Oleh: Ridwan Oemar *)
Beberapa hari lalu, tepat tanggal 24 Oktober 2020, Komisi Pemilihan Umum (KPU) Kota Tidore Kepulauan menggelar debat kandidat Calon Walikota dan Wakil Walikota Tidore Kepulauan. Secara subjektif, debat kandidat merupakan satu langkah solutif guna memberikan pemahaman terkait kontestasi politik di daerah kepada masyarakat agar tidak hanya mengonsumsi wacana-wacana yang sebenarnya sudah basi di setiap momentum pilkada. Kita tentu memiliki harapan yang sama agar masyarakat dapat menggunakan hak memilihnya atas dasar pertimbangan rasionalitas tiap individu melalui proses pemaparan visi misi, gagasan, serta program yang menjadi pertimbangan perorangan tanpa ada intervensi apapun, sebab perkembangan demokrasi di daerah hari ini lebih menekankan hak memilih individu harus di dasarkan pada kesamaan, suku, ras, agama, golongan dan semacamnya.
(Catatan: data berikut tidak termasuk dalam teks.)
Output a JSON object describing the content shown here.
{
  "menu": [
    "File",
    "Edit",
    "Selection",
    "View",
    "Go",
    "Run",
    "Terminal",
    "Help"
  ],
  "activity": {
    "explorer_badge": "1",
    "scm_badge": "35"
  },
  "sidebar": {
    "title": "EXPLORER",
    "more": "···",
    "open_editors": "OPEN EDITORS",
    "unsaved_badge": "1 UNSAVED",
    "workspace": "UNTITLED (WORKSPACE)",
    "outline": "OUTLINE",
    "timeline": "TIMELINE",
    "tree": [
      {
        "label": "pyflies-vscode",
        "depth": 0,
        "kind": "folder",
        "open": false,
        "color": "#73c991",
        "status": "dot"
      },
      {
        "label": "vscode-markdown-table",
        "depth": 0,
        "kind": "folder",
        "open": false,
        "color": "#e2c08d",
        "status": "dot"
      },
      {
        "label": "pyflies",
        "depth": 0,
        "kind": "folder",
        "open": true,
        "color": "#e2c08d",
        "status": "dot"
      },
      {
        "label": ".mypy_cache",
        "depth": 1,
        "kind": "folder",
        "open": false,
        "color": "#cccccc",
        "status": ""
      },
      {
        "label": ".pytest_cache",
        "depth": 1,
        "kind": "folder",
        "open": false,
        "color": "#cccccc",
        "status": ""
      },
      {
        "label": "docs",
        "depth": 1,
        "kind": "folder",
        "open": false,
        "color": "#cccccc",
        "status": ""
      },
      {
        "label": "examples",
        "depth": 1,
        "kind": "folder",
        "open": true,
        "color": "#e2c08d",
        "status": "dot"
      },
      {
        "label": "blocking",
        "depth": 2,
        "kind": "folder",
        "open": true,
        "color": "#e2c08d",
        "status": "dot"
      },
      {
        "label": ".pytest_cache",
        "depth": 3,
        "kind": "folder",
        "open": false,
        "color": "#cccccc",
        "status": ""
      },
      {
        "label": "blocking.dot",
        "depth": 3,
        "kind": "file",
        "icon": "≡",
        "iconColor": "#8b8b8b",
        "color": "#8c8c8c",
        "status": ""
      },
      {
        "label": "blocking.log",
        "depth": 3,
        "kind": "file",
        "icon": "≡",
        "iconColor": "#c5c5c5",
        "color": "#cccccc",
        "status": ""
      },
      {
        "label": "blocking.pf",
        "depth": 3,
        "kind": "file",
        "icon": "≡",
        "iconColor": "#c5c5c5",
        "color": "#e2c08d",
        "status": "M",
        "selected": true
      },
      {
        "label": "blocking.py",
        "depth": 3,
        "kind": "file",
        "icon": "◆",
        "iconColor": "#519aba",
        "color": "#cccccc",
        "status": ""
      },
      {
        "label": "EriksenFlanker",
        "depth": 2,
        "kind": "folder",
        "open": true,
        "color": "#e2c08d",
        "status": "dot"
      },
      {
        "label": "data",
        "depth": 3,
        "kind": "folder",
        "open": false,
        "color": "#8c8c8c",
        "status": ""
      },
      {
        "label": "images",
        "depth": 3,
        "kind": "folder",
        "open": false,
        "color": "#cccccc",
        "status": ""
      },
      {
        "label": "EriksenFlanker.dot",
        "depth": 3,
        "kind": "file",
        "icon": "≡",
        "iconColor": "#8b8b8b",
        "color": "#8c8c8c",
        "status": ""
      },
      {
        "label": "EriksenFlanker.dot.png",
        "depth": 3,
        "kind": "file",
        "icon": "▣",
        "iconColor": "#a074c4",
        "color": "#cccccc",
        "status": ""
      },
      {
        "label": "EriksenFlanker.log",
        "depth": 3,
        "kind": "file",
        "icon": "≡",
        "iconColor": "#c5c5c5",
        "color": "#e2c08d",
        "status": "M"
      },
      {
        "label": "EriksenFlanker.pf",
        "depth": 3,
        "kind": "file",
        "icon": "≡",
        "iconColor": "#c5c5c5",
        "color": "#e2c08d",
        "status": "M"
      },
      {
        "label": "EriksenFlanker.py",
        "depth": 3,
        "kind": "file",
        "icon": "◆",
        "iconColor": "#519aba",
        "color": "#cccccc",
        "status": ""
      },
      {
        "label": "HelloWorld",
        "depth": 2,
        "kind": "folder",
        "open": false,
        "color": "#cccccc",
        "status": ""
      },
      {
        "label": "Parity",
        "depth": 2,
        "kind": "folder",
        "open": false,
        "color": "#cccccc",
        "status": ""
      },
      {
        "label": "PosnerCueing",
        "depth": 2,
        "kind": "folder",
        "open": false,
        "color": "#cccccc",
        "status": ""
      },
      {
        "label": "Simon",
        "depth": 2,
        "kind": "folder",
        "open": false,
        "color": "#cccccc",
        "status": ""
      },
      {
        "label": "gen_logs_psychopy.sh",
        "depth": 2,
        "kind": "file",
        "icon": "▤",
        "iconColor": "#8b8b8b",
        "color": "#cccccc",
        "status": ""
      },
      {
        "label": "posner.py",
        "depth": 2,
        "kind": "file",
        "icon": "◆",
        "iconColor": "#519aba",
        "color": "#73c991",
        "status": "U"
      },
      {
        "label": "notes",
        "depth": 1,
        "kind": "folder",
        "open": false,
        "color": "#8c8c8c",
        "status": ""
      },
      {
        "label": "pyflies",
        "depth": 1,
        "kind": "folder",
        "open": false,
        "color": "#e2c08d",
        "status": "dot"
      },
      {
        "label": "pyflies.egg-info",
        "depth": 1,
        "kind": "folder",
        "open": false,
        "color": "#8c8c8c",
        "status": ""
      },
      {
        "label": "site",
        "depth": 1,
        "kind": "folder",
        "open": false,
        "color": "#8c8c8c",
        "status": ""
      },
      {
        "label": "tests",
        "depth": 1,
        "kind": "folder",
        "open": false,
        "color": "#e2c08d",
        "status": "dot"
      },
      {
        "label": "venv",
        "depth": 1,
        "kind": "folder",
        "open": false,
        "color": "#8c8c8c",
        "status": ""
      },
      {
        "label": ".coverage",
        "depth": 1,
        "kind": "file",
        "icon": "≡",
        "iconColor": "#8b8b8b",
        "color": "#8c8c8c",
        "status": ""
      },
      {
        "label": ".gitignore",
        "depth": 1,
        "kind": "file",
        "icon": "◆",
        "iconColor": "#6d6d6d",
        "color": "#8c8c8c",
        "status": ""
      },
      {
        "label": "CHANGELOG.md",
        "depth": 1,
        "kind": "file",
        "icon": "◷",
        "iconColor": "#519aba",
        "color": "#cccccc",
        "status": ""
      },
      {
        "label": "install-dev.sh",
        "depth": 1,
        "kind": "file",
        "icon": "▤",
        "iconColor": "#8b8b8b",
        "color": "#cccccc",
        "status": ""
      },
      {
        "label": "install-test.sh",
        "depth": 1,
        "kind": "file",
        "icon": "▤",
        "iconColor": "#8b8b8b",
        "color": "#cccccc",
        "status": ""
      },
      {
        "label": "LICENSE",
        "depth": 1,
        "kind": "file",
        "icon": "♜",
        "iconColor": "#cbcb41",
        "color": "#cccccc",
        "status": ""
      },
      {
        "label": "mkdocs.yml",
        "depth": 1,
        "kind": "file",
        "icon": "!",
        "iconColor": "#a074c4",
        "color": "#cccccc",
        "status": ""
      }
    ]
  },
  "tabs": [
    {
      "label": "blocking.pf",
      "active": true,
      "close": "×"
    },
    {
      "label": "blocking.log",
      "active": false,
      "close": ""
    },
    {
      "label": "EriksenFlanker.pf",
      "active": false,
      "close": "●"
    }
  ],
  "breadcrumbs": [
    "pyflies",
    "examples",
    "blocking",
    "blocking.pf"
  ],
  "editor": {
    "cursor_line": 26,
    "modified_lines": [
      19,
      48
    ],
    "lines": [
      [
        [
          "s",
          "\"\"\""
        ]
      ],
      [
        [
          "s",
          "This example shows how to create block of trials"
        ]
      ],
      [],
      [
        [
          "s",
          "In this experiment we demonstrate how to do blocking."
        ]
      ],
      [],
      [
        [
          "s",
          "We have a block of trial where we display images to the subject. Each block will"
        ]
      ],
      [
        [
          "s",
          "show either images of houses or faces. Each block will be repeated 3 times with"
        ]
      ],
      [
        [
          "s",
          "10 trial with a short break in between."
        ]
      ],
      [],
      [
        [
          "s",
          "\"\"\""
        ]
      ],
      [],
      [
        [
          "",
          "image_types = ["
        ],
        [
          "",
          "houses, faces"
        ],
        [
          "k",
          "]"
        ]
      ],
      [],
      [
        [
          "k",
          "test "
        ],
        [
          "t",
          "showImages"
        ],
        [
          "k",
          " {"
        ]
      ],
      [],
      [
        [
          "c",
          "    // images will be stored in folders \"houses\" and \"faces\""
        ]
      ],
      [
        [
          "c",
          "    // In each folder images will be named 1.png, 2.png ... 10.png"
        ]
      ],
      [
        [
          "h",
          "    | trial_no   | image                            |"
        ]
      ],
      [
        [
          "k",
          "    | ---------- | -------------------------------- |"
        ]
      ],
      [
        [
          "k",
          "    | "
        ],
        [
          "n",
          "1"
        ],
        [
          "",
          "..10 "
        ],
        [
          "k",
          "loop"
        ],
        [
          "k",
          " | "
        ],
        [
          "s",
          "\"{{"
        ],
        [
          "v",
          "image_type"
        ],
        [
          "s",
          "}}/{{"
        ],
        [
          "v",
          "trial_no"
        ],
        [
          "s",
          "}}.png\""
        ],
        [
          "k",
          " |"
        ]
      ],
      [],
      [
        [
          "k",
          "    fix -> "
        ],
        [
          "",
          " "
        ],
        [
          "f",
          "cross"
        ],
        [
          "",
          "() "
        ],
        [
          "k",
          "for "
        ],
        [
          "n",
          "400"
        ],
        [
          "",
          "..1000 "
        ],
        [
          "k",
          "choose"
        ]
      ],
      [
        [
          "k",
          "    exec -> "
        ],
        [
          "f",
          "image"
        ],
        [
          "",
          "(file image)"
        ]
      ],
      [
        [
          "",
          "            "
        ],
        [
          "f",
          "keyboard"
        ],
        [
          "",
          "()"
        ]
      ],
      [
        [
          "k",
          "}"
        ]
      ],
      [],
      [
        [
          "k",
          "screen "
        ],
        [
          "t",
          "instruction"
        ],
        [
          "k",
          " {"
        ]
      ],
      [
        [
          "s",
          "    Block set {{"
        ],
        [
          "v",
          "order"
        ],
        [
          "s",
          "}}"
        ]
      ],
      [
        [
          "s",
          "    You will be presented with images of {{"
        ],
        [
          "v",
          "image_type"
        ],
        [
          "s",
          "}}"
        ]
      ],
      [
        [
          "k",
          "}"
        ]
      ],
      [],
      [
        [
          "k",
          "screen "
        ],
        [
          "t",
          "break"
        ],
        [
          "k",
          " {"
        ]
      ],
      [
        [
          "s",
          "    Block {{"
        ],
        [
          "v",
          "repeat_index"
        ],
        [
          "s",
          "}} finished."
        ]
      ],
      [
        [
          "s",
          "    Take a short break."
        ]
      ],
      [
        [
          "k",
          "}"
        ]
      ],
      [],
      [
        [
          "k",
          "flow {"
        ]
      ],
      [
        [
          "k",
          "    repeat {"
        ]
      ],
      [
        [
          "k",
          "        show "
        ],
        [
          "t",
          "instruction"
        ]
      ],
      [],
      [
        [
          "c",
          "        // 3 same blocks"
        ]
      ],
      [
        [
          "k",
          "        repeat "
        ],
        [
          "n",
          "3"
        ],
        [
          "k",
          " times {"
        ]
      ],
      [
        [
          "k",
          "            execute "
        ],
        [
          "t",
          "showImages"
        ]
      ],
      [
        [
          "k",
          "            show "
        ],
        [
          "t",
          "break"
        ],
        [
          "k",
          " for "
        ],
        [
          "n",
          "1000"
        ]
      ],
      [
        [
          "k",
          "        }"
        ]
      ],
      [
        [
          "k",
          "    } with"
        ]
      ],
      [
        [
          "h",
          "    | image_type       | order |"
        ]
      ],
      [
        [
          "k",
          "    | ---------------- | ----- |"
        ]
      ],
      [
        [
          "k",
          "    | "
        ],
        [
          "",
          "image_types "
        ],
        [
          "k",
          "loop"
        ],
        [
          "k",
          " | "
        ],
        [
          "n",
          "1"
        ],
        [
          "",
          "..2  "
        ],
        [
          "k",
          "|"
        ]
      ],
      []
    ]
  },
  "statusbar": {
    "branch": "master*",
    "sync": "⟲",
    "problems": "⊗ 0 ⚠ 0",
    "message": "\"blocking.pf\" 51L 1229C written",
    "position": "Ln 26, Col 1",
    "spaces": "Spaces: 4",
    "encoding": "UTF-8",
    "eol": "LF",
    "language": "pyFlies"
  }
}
Hadirnya ruang-ruang ilmiah seperti ini merupakan satu langkah maju dari demokrasi yang ada di daerah artinya ada upaya untuk melahirkan akulutrasi budaya dalam perkembangan demokrasi daerah karena pada dasarnya ketika budaya-budaya baru lahir itu sebagai bentuk kritikan terhadap budaya lama yang bisa jadi tidak konteks lagi dengan masanya, sehingga hari ini debat kandidat calon kepala daerah hadir guna menjawab perkembangan zaman dan kontekstulitas keadaan. Seharusnya masyarakat secara keseluruhan mampu membaca sampai ke sana, jika dilihat dari segi penyelenggara pilkada kita mampu menciptakan sebuah kemajuan dengan menghadirkan ruang-ruang ilmiah seperti yang telah dijelaskan.